Œuvre
De l'inconvénient d'être né (1973)
Une pensée qui n'est pas secrètement marquée par la fatalité, est interchangeable, ne vaut rien, n'est que pensée.
Si le dégoût du monde conférait à lui seul la sainteté, je ne vois pas comment je pourrais éviter la canonisation.
Toute forme de hâte, même vers le bien, traduit quelque dérangement mental.
Tous ces peuples étaient grands, parce qu'ils avaient de grands préjugés. Ils n'en ont plus. Sont-ils encore des nations? Tout au plus des foules désagrégées.
Les événements sinistres - ou grotesques - exigent le lieu commun, le terrible, comme le pénible, ne s'accomodant que du cliché.
A mesure qu'elle s'éloigne de l'aube et qu'elle avance dans la journée, la lumière se prostitue, et ne se rachète - éthique du crépuscule - qu'au moment de disparaître.
La négation ne sort jamais d'un raisonnement, mais d'on ne sait quoi d'obscur et d'ancien. Les arguments viennent après, pour la justifier et l'étayer. Tout non surgit du sang.
Les nuits où nous avons dormi sont comme si elles n'avaient jamais été. Restent seules dans notre mémoire celles où nous n'avons pas fermé l'oeil: nuit veut dire nuit blanche.
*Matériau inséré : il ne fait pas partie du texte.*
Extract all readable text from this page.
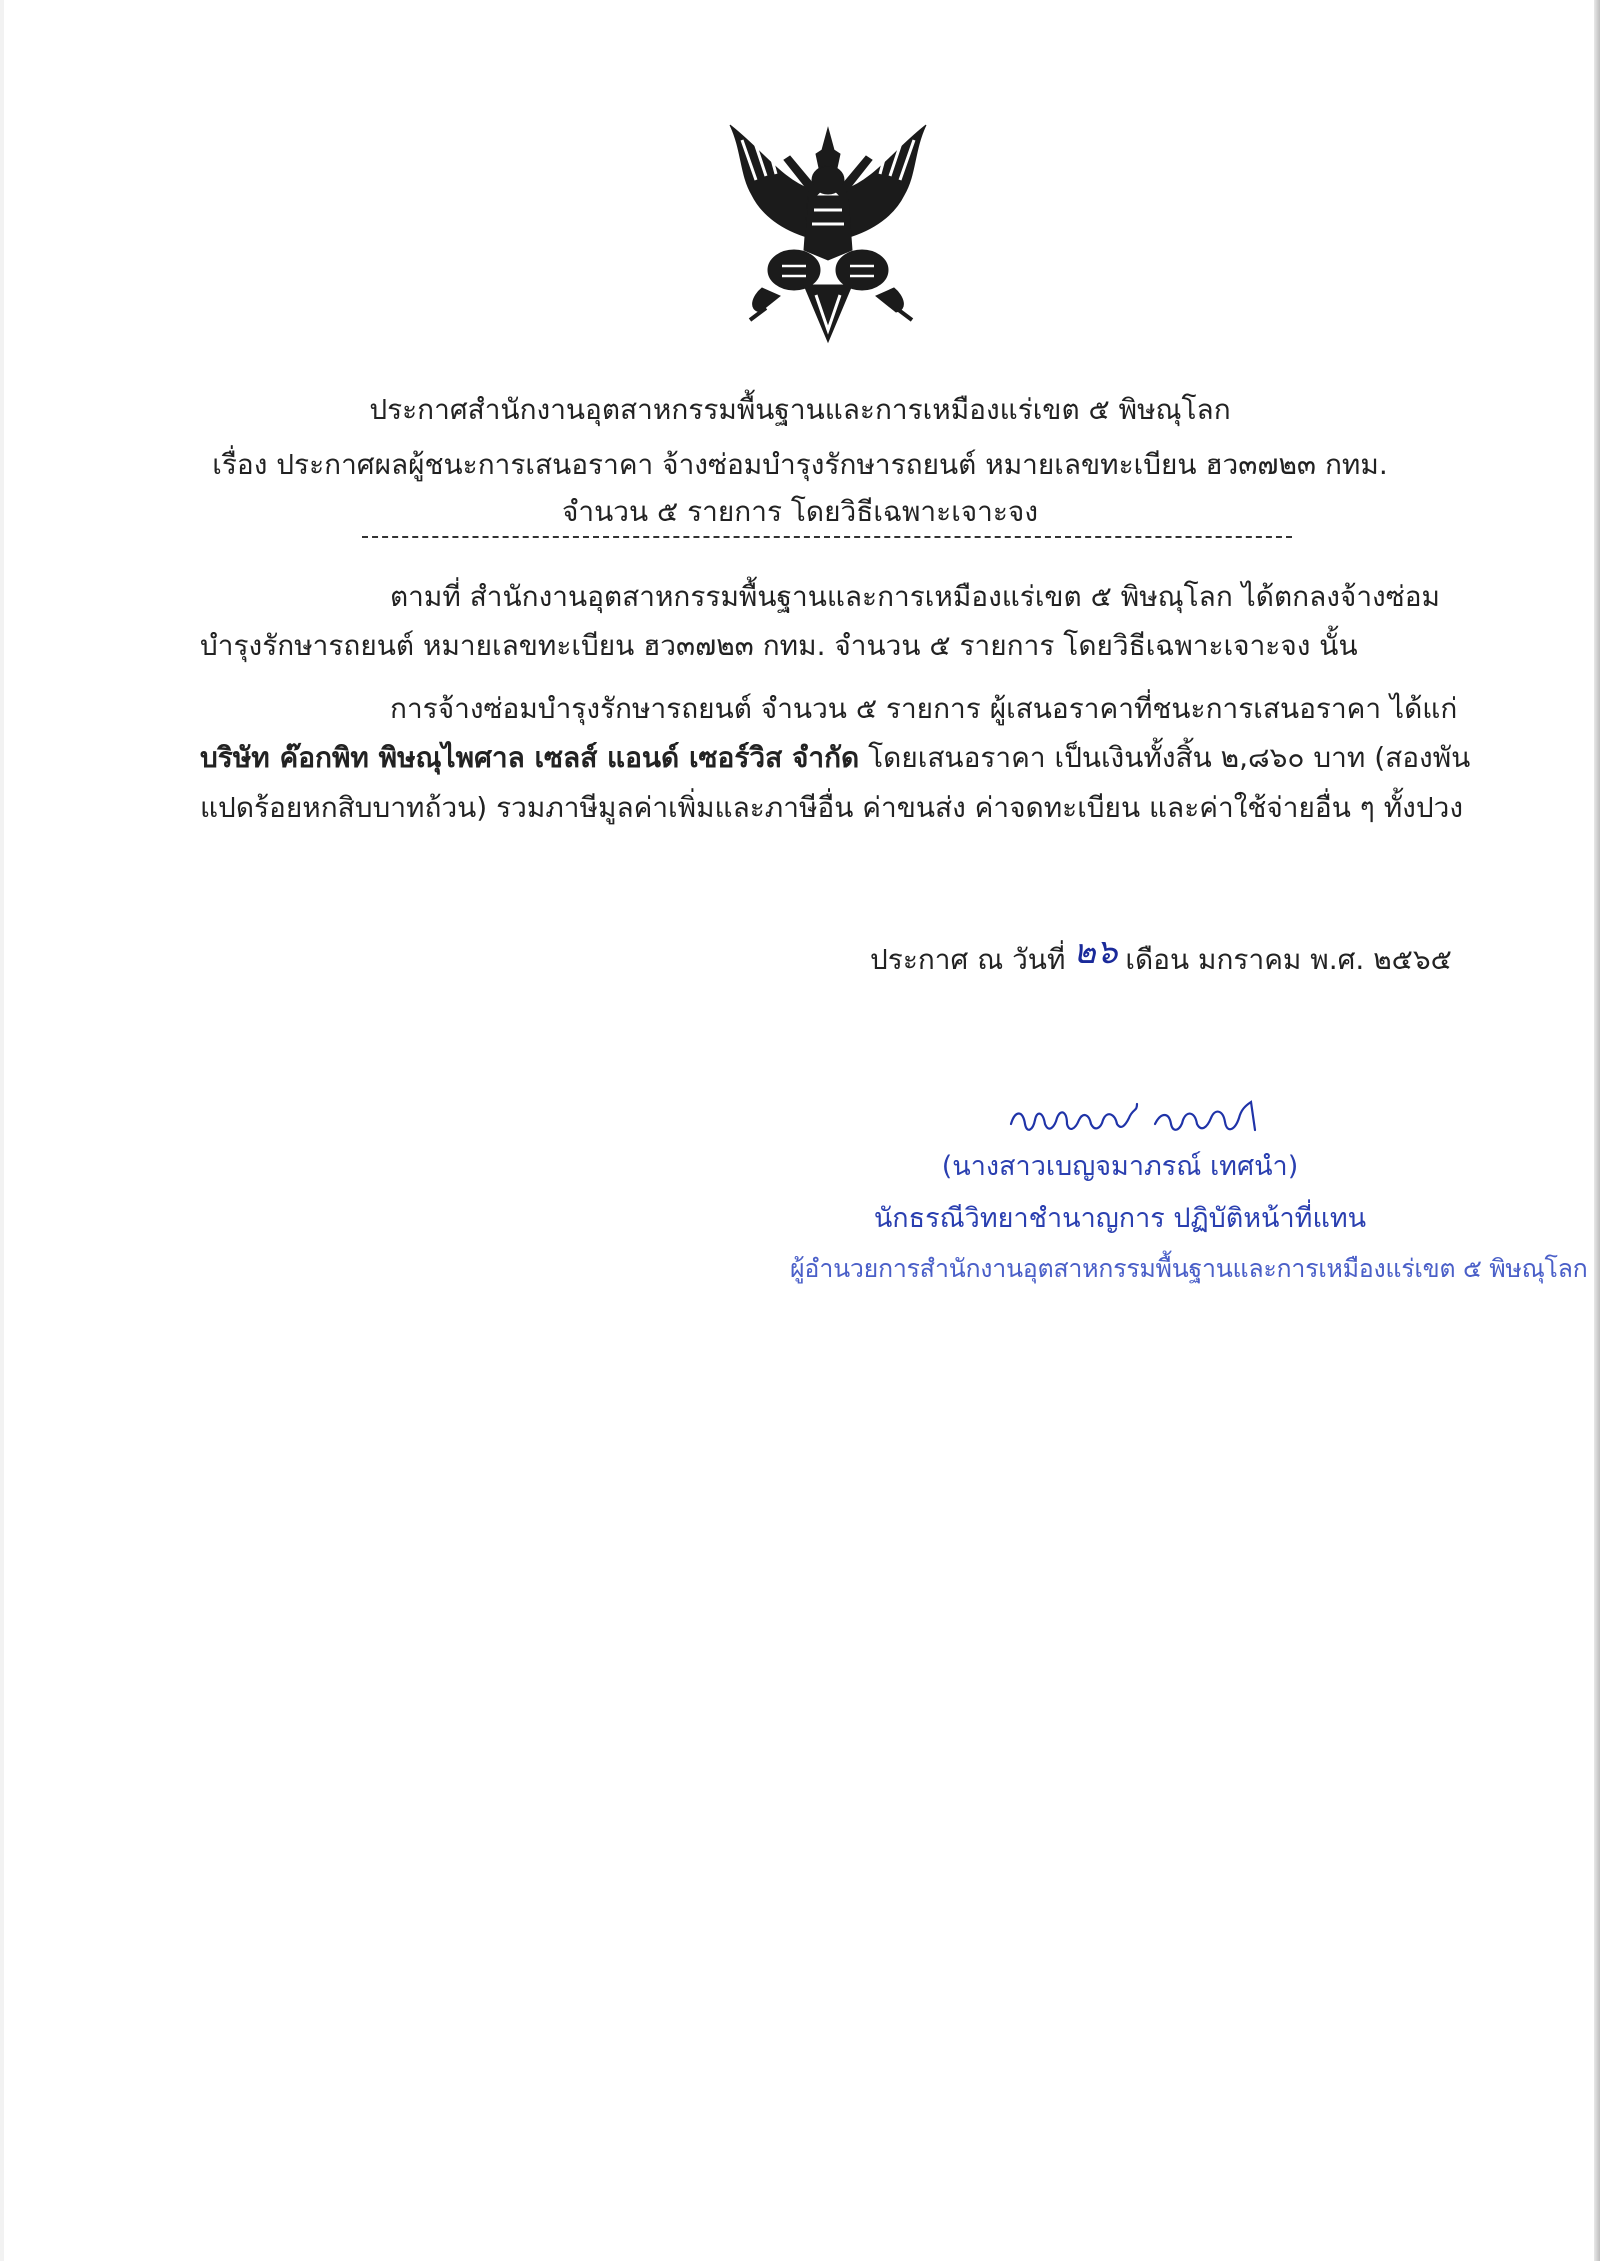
ประกาศสำนักงานอุตสาหกรรมพื้นฐานและการเหมืองแร่เขต ๕ พิษณุโลก
เรื่อง ประกาศผลผู้ชนะการเสนอราคา จ้างซ่อมบำรุงรักษารถยนต์ หมายเลขทะเบียน ฮว๓๗๒๓ กทม.
จำนวน ๕ รายการ โดยวิธีเฉพาะเจาะจง
ตามที่ สำนักงานอุตสาหกรรมพื้นฐานและการเหมืองแร่เขต ๕ พิษณุโลก ได้ตกลงจ้างซ่อม
บำรุงรักษารถยนต์ หมายเลขทะเบียน ฮว๓๗๒๓ กทม. จำนวน ๕ รายการ โดยวิธีเฉพาะเจาะจง นั้น
การจ้างซ่อมบำรุงรักษารถยนต์ จำนวน ๕ รายการ ผู้เสนอราคาที่ชนะการเสนอราคา ได้แก่
บริษัท ค๊อกพิท พิษณุไพศาล เซลส์ แอนด์ เซอร์วิส จำกัด โดยเสนอราคา เป็นเงินทั้งสิ้น ๒,๘๖๐ บาท (สองพัน
แปดร้อยหกสิบบาทถ้วน) รวมภาษีมูลค่าเพิ่มและภาษีอื่น ค่าขนส่ง ค่าจดทะเบียน และค่าใช้จ่ายอื่น ๆ ทั้งปวง
ประกาศ ณ วันที่ ๒๖ เดือน มกราคม พ.ศ. ๒๕๖๕
(นางสาวเบญจมาภรณ์ เทศนำ)
นักธรณีวิทยาชำนาญการ ปฏิบัติหน้าที่แทน
ผู้อำนวยการสำนักงานอุตสาหกรรมพื้นฐานและการเหมืองแร่เขต ๕ พิษณุโลก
On vit avec une idée, on ne la désarticule pas; on lutte avec elle, on n'en décrit pas les étapes.
Je supprimai de mon vocabulaire mot après mot. Le massacre fini, un seul rescapé: Solitude. Je me réveillai comblé.
S'étendre dans un champ, humer la terre et se dire qu'elle est bien le terme et l'espoir de nos accablements, et qu'il serait vain de chercher quelque chose de meiux pour se reposer et se dissoudre.
L'idée de progrès, on ne peut s'en passer, et pourtant elle ne mérite pas qu'on s'y arrête. C'est comme le «sens» de la vie. Il faut que la vie en ait un. Mais en existe-t-il un seul qui, à l'examen, ne se révèle pas dérisoire?
Sans la faculté d'oublier, notre passé pèserait d'un poids si lourd sur notre présent que nous n'aurions pas la force d'aborder un seul instant de plus, et encore moins d'y entrer.
La vie ne paraît supportable qu'aux natures légères, à celles précisément qui ne se souviennent pas.
«Après moi le déluge» est la devise inavouée de tout un chacun: si nous admettons que d'autres nous survivent, c'est avec l'espoir qu'ils en seront punis.
L'Empire craquait, les Barbares se déplaçaient... Que faire, sinon s'évader du siècle? Heureux temps où l'on avait où fuir, où les espaces solitaires étaient accessibles et accueillants! Nous avons été dépossédés de tout, même du désert.
Distribuer des coups dont aucun ne porte, attaquer tout le monde sans que personne s'en aperçoive, lancer des flèches dont on est seul a recevoir le poison!
A mesure que l'art s'enfonce dans l'impasse, les artistes se multiplient. Cette anomalie cesse d'en être une, si l'on songe que l'art, en voie d'épuisement, est devenu à la fois impossible et facile.
Les douleurs imaginaires sont de loin les plus réelles, puisqu'on en a un besoin constant et qu'on les invente parce qu'il n'y a pas moyen de s'en passer.
Le malheur d'être incapable d'états neutres, autrement que par la réflexion et l'effort. Ce qu'un idiot obtient d'emblée, il faut qu'on se démène nuit et jour pour y atteindre, et seulement par à-coups.
L'Occident : une pourriture qui sent bon, un cadavre parfumé.
Toute amitié est un drame inapparent, une suite de blessures subtiles.
L'inconscience est une patrie ; la conscience, un exil.
Toute impression profonde est voluptueuse ou funèbre, ou les deux à la fois.
Tout ce qui vit fait du bruit. - Quel plaidoyer pour le minéral.